[HONG KONG] Chinese stocks swung between gains and losses as investors weighed the prospect of more policy easing after monetary data missed economists' estimates. Technology and telecom companies gained, while property developers slumped.
ZTE Corp. led an advance for phone companies, rallying 5.2 per cent. IFlytek Co. headed for a record high. Tencent Holdings Ltd. advanced 2.6 per cent in Hong Kong after reporting a record profit. Poly Real Estate Group Co slumped 1.9 per cent.
The Shanghai Composite Index added 0.2 per cent to 4,383.56 at 9.35am. The gauge fell Wednesday after data showed fixed- asset investment slowed to the weakest pace in more than 14 years and industrial output trailed estimates. After the market close, the central bank released data showing new loans plunged, while aggregate financing and M2 money supply missed forecasts.
"The April monetary data suggest there was a credit crunch to the economy with rising downside risks to the growth outlook, calling for more monetary easing," Jian Chang, an economist at Barclays Plc, wrote in a report.
"Besides subdued money and loan growth, the large negative surprises on exports, as well as weak real activities released earlier indicate strong headwinds to second-quarter gross domestic product growth."
The Shanghai Composite has rallied 113 per cent over the past year, spurred by three cuts in interest rates since November and growth in margin trading. The index trades at 16.9 times 12-month projected earnings, compared with the five-year average of 10.2, according to data compiled by Bloomberg.

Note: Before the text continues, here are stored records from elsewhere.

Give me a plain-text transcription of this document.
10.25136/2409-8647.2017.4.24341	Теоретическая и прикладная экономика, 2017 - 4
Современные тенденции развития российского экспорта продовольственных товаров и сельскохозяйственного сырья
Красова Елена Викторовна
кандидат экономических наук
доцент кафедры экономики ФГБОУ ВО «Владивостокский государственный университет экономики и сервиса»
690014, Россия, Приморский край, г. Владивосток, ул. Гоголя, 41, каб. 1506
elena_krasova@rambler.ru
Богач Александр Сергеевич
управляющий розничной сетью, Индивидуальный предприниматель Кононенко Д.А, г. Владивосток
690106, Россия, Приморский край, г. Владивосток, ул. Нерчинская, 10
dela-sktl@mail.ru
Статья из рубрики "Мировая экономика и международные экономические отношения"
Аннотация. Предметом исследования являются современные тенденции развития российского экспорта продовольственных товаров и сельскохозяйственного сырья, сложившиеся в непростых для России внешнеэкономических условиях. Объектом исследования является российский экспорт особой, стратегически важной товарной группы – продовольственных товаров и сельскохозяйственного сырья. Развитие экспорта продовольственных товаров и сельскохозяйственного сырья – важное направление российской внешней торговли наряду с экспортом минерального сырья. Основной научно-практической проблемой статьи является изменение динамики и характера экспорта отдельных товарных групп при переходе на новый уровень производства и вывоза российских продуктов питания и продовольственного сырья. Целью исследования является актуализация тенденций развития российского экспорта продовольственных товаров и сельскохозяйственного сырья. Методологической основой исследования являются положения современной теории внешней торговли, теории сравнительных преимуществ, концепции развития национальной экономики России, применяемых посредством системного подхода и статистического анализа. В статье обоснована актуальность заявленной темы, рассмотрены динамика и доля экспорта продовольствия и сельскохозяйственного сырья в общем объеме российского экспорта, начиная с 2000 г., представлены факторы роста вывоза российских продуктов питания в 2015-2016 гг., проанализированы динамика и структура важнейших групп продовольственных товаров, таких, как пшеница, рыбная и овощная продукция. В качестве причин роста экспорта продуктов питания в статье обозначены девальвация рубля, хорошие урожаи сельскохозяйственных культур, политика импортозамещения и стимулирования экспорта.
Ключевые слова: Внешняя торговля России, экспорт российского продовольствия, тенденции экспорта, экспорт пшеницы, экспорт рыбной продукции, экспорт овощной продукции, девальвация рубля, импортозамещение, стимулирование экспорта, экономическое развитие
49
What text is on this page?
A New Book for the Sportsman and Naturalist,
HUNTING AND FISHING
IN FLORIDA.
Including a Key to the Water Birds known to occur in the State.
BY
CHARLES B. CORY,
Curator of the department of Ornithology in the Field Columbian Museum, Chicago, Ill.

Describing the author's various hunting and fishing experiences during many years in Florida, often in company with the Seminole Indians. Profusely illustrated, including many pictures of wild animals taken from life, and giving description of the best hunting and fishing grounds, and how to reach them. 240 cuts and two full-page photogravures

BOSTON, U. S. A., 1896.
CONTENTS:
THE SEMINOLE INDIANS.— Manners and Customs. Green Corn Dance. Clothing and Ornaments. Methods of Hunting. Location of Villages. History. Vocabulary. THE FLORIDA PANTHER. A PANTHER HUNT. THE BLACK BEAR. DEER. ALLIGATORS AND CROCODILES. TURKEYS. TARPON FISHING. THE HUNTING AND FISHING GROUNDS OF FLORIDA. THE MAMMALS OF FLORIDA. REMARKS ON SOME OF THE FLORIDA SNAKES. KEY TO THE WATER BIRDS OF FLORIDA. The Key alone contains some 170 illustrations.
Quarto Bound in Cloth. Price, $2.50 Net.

The CSI 300 Index was little changed. Hong Kong's Hang Seng China Enterprises Index fell 0.5 per cent, while the Hang Seng Index was little changed. The ChiNext index of smaller companies declined 0.1 per cent. The Bloomberg China-US Equity Index increased 0.2 per cent on Wednesday.
New yuan loans plunged to 707.9 billion yuan (S$1.51 billion) in April, compared with the estimate for 903 billion yuan, central bank data showed. M2 money supply growth rose 10.1 percent. Aggregate financing slid to 1.05 trillion yuan from March's 1.18 trillion yuan.
New share offerings may divert funds from existing equities. Subscription for 20 initial public offerings will probably lock up 2.79 trillion yuan of liquidity starting next week, according to the median estimate of 6 analysts surveyed by Bloomberg.
Margin traders increased holdings of shares purchased with borrowed money on Wednesday, with the outstanding balance of margin debt in Shanghai climbing for a third day to 1.26 trillion yuan.